Cette situation aurait eu des conséquences directes sur le fonctionnement d’AGROPAG, notamment en matière de paiement des salaires et d’acquisition des intrants nécessaires à la production. Cinq réunions du Conseil d’administration auraient ainsi été convoquées sans permettre de débloquer durablement la situation. L’absence du directeur général, Aubert Aimé Ndjila, lors de la réunion du 2 juillet, officiellement justifiée par un certificat médical, aurait également contribué à prolonger le blocage institutionnel.
Au delà de la question budgétaire, c’est l’organisation même de la nouvelle société qui suscite des interrogations. Malgré la dissolution officielle de la SAEG, des sources internes affirment qu’une partie des activités continuerait de s’organiser autour des anciennes installations et de certains personnels de la structure dissoute.
Cette situation alimenterait une forme de confusion sur le terrain, alors que le transfert des actifs et des équipements vers AGROPAG demeure au cœur des enjeux de la transition. Selon un témoignage recueilli auprès d’une source interne, cette situation aurait également affecté le fonctionnement des exploitations agricoles et d’élevage.
Les conséquences commencent surtout à se faire sentir sur l’activité. Des équipements agricoles qui n’auraient pas encore été transférés, du matériel de conservation qui resterait indisponible et un suivi jugé insuffisant du cheptel bovin figurent parmi les difficultés évoquées par les sources proches du dossier.

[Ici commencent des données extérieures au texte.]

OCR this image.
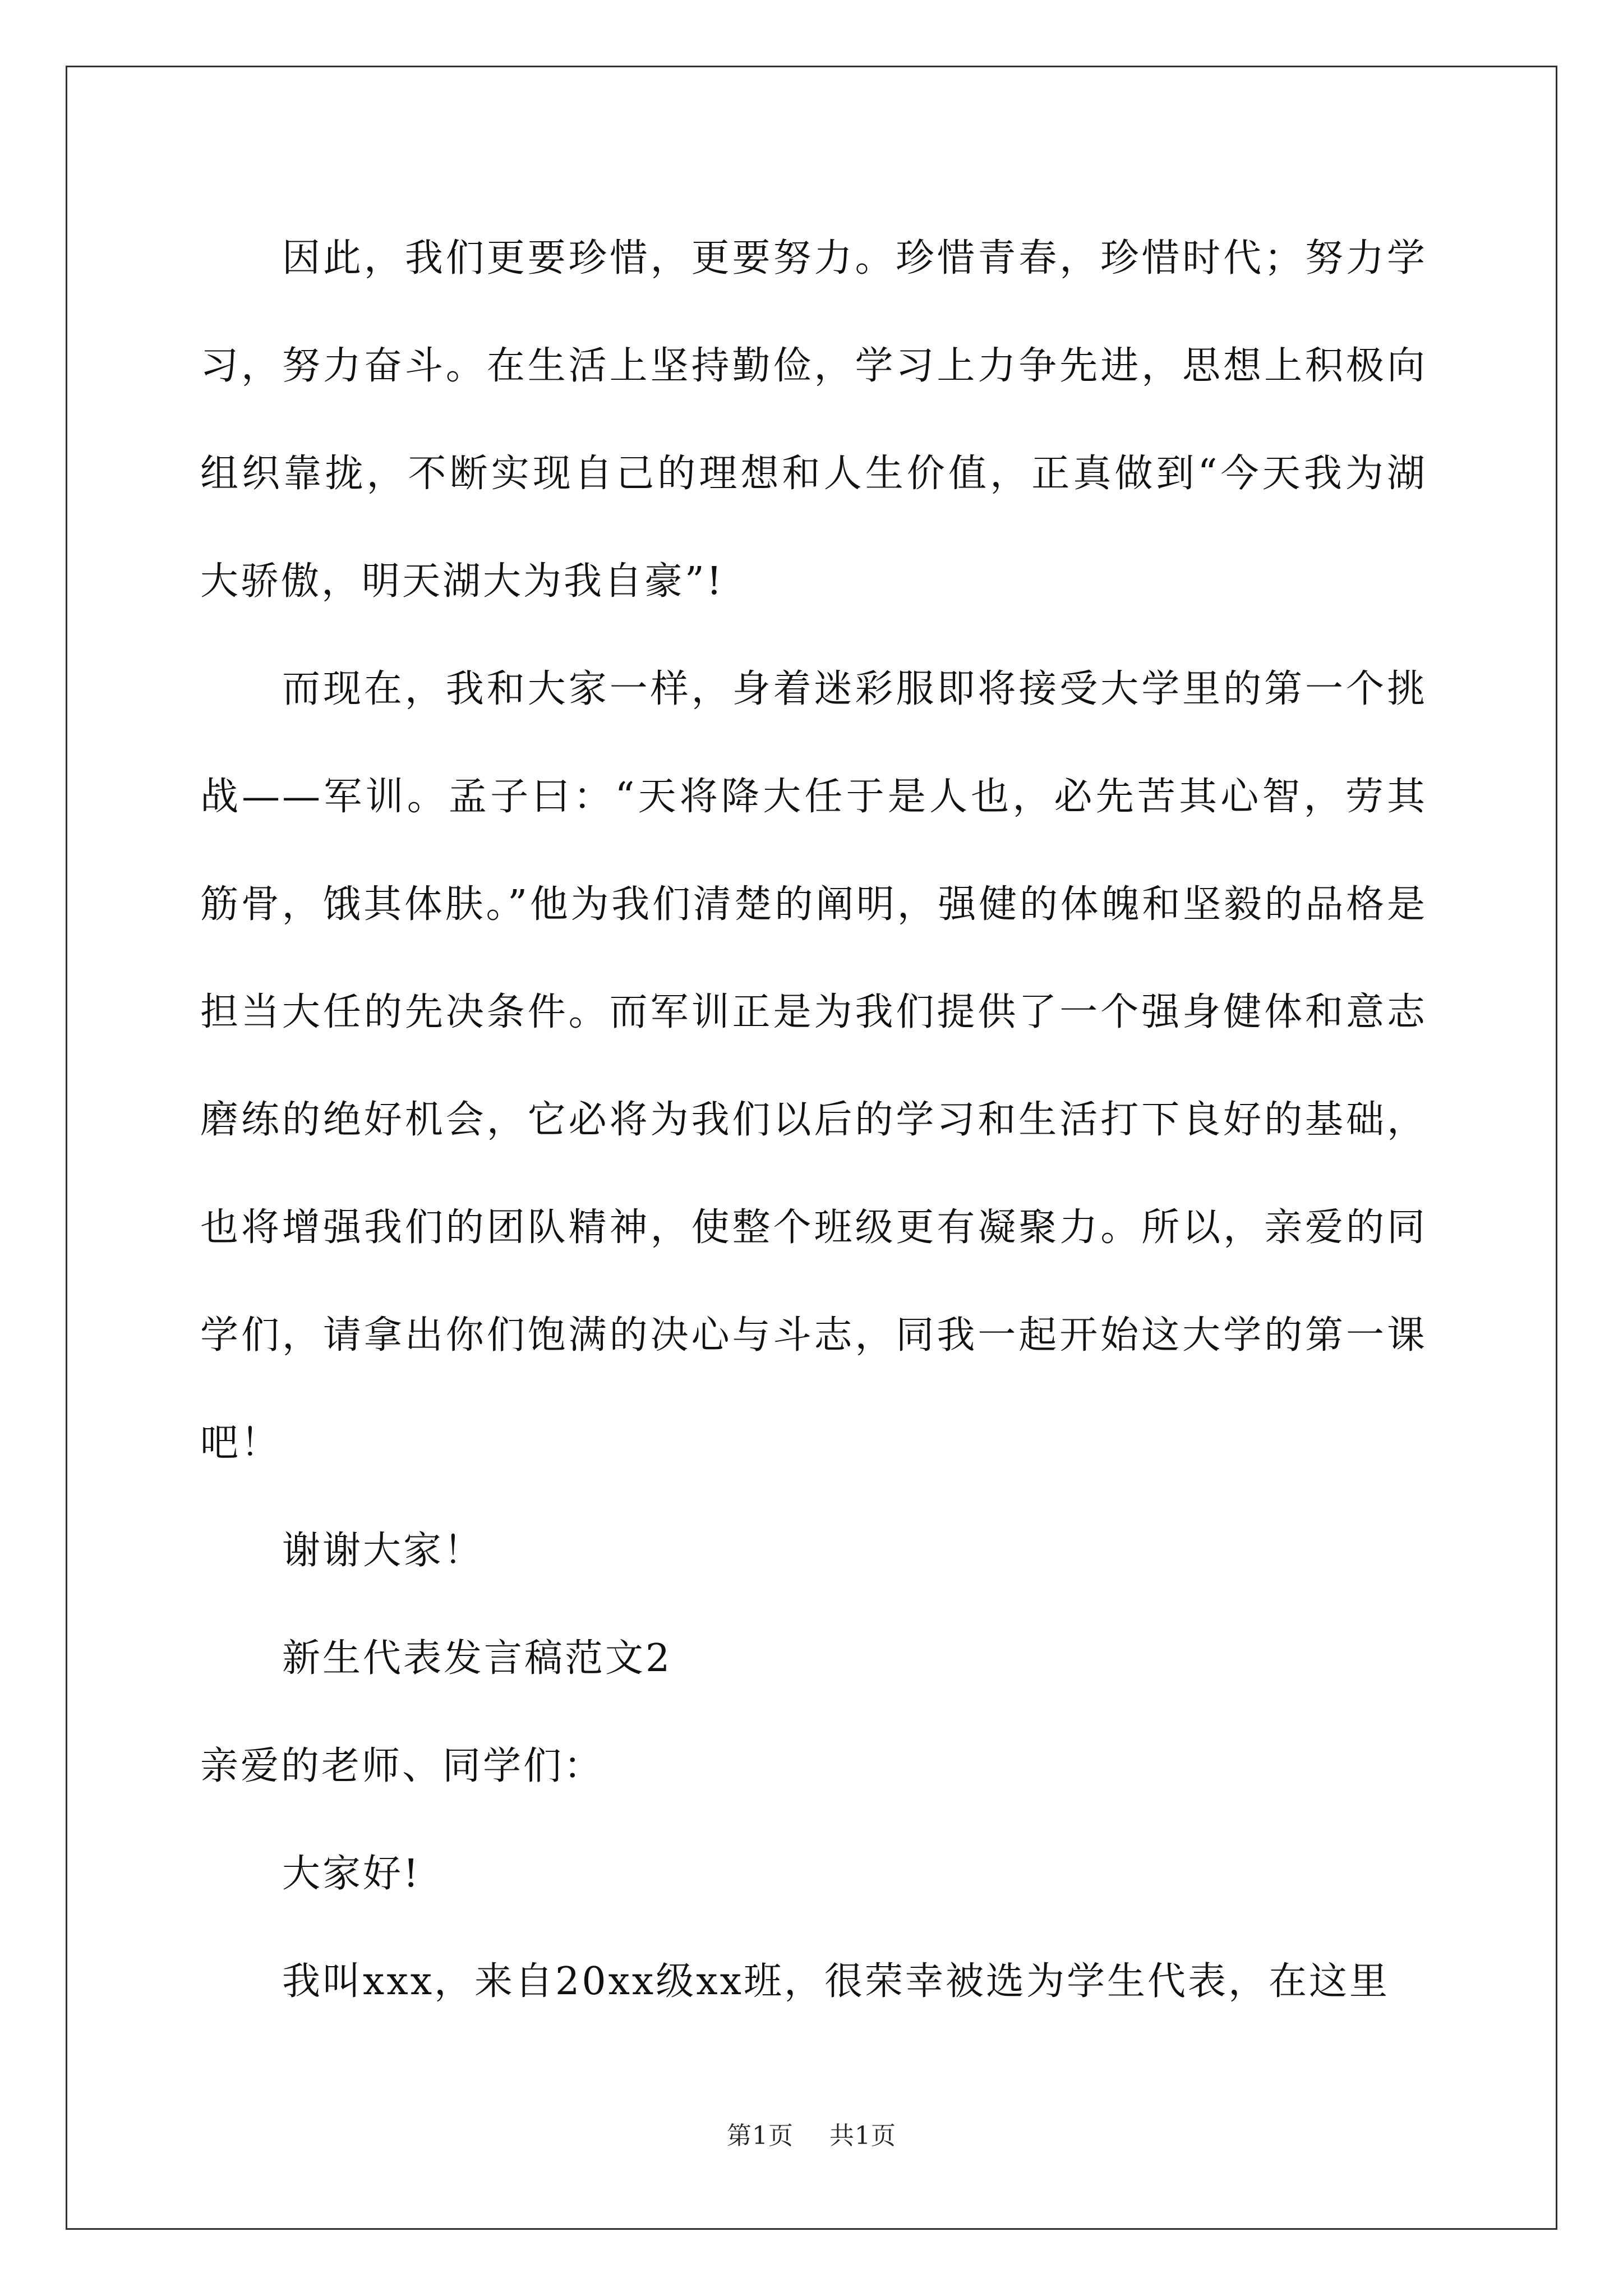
因此，我们更要珍惜，更要努力。珍惜青春，珍惜时代；努力学习，努力奋斗。在生活上坚持勤俭，学习上力争先进，思想上积极向组织靠拢，不断实现自己的理想和人生价值，正真做到“今天我为湖大骄傲，明天湖大为我自豪”!

而现在，我和大家一样，身着迷彩服即将接受大学里的第一个挑战——军训。孟子曰：“天将降大任于是人也，必先苦其心智，劳其筋骨，饿其体肤。”他为我们清楚的阐明，强健的体魄和坚毅的品格是担当大任的先决条件。而军训正是为我们提供了一个强身健体和意志磨练的绝好机会，它必将为我们以后的学习和生活打下良好的基础，也将增强我们的团队精神，使整个班级更有凝聚力。所以，亲爱的同学们，请拿出你们饱满的决心与斗志，同我一起开始这大学的第一课吧！

谢谢大家！

新生代表发言稿范文2

亲爱的老师、同学们：

大家好!

我叫xxx，来自20xx级xx班，很荣幸被选为学生代表，在这里

第1页 共1页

À cette situation opérationnelle s’ajoute désormais une dimension sociale particulièrement préoccupante. Trois mois d’arriérés de salaires sont évoqués, faisant craindre une aggravation des tensions au sein du personnel et l’ouverture éventuelle de contentieux sociaux.
Pour AGROPAG, l’enjeu dépasse donc désormais la seule question de son organisation interne. La société est appelée à jouer un rôle important dans la stratégie nationale de développement de l’agriculture et de l’élevage. Mais pour atteindre cet objectif, la clarification des responsabilités, le fonctionnement régulier de ses organes de gouvernance et la sécurisation de ses moyens financiers apparaissent comme des conditions essentielles.

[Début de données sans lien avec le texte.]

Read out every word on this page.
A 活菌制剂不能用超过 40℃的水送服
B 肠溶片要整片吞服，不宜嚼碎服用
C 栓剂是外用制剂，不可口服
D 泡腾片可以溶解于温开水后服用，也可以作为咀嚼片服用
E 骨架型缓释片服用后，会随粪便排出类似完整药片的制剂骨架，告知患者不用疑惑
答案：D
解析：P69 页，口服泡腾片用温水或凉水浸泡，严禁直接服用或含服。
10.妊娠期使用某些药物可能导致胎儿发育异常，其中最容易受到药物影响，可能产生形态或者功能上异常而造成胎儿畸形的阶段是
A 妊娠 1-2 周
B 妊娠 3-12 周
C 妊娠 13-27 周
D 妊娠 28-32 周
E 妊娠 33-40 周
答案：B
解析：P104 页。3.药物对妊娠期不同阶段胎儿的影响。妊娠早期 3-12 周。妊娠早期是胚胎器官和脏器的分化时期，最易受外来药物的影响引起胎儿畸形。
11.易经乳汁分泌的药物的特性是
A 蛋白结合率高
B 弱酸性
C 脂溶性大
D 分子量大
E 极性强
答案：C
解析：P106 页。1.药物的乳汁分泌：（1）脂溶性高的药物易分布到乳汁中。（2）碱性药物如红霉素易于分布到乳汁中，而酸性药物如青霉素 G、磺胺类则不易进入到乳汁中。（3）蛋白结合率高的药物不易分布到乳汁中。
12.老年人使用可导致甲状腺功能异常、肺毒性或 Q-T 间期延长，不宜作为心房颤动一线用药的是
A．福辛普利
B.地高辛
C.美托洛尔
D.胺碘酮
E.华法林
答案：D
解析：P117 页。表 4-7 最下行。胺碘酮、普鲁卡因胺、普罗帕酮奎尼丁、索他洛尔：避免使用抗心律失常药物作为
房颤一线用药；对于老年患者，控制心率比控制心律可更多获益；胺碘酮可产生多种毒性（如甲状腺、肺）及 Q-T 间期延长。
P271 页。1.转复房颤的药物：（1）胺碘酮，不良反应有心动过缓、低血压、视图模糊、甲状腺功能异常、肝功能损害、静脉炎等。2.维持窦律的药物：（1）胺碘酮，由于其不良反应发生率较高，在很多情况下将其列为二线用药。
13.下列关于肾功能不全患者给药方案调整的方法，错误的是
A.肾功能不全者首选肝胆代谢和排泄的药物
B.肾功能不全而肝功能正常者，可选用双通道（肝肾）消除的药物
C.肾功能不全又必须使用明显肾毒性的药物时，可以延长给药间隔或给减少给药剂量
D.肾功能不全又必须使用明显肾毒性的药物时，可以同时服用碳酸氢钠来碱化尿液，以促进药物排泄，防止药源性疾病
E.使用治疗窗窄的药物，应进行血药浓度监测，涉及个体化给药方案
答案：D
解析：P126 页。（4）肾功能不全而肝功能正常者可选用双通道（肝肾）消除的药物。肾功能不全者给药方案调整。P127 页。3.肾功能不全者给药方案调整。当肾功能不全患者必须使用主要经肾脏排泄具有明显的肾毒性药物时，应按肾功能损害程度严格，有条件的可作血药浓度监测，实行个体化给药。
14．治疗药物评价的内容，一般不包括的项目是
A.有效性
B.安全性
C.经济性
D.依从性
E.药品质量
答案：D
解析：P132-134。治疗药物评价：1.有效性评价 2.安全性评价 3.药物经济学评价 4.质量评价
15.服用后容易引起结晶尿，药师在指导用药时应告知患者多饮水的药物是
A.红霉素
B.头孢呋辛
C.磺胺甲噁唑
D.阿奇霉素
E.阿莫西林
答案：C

À ce stade, les accusations rapportées par les sources proches du dossier restent à établir et nécessitent des explications de la part des responsables concernés. Une chose demeure toutefois certaine : plusieurs mois après la disparition de la SAEG, AGROPAG peine encore à trouver son rythme de croisière. Et alors que le pays attend de cette nouvelle structure qu’elle contribue à renforcer la production locale, l’urgence est désormais de sortir l’entreprise de cette zone de turbulences.